A single-family community called “The Farmhouses at Ormewood Park” rises earlier this year along the Beltline’s Southside Trail corridor. Developers said in early 2017 home prices would start in the $600,000s.
A single-family community called “The Farmhouses at Ormewood Park” rises earlier this year along the Beltline’s Southside Trail corridor. Developers said in early 2017 home prices would start in the $600,000s.
Curbed Atlanta

When it comes to the affordability crisis impacting cities across the country, various recent studies and an in-house poll of local renters would suggest Atlanta has escaped the extreme housing crunch that’s squeezing, say, San Franciscans and New Yorkers.

But try telling that to fed-up Atlantans who recently picketed City Hall.

According to 11Alive, hundreds of protestors angered by rising housing costs marched around Atlanta City Hall on Friday with pointed words for one aspect of their changing city in particular: the Beltline.

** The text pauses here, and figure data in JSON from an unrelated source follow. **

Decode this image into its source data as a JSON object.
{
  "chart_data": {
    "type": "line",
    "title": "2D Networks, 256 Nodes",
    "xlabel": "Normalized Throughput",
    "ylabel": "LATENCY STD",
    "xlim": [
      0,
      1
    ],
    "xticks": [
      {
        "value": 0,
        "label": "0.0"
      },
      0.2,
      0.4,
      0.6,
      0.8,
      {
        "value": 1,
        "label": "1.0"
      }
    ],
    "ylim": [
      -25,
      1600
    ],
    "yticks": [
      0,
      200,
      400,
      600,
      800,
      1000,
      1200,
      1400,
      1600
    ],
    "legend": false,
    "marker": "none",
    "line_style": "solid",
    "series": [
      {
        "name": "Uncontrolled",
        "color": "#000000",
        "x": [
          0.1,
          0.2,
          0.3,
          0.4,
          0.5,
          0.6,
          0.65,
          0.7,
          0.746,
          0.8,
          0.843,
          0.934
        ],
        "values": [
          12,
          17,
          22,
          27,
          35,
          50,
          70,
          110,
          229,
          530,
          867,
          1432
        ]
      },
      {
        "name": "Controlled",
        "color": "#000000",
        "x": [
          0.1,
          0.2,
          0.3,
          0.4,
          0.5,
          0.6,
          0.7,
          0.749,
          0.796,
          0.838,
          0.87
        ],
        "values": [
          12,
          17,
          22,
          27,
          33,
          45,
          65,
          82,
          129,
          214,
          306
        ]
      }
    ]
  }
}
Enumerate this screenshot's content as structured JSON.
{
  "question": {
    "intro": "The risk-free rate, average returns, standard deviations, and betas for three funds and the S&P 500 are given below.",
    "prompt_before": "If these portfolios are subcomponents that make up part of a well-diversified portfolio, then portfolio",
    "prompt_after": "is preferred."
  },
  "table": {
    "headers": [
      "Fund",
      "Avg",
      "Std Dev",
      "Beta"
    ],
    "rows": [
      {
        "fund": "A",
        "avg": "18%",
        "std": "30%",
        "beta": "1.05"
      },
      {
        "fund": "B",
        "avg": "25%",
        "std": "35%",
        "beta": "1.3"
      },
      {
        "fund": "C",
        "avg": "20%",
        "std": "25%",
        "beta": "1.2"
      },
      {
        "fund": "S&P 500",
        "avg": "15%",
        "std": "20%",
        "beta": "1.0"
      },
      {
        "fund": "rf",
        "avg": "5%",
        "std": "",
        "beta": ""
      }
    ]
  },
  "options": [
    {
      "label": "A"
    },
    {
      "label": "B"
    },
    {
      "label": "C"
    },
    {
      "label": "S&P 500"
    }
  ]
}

Housing advocate Karmiah Dillard told the news station the Beltline has “displaced a ton of people” and failed to live up to promises, while others chanted about unity and waved banners proclaiming housing a basic human right.

The scene outside Atlanta City Hall on Friday.
11Alive

The message echoes recent criticism of development practices by Atlanta City Councilwoman Joyce Sheperd, among others, and the community backlash stemming from plans for the redevelopment of the Turner Field area, which resulted in a resident-led tent city last year—a move developers decried as a publicity stunt, as the AJC reported.

Affordability concerns have, of course, spelled real consequences for the Beltline—most notably, the resignation of CEO Paul Morris last year.

But not all news has been bleak.

Bright spots of designated Beltline affordable housing have been popping up in Adair Park, Capitol View, Reynoldstown, and even Old Fourth Ward. Meanwhile, the Beltline’s newest leader, Brian McGowan, said in June the project’s long-held goal of dotting the 22-mile loop with 5,600 affordable units is too meager.

McGowan called for 10,000 affordable residences—or about 8,500 more than what’s been created thus far.

But McGowan is set to take an economic development job in Seattle next month, so it remains to be seen how, or if, his ambitions will carry over.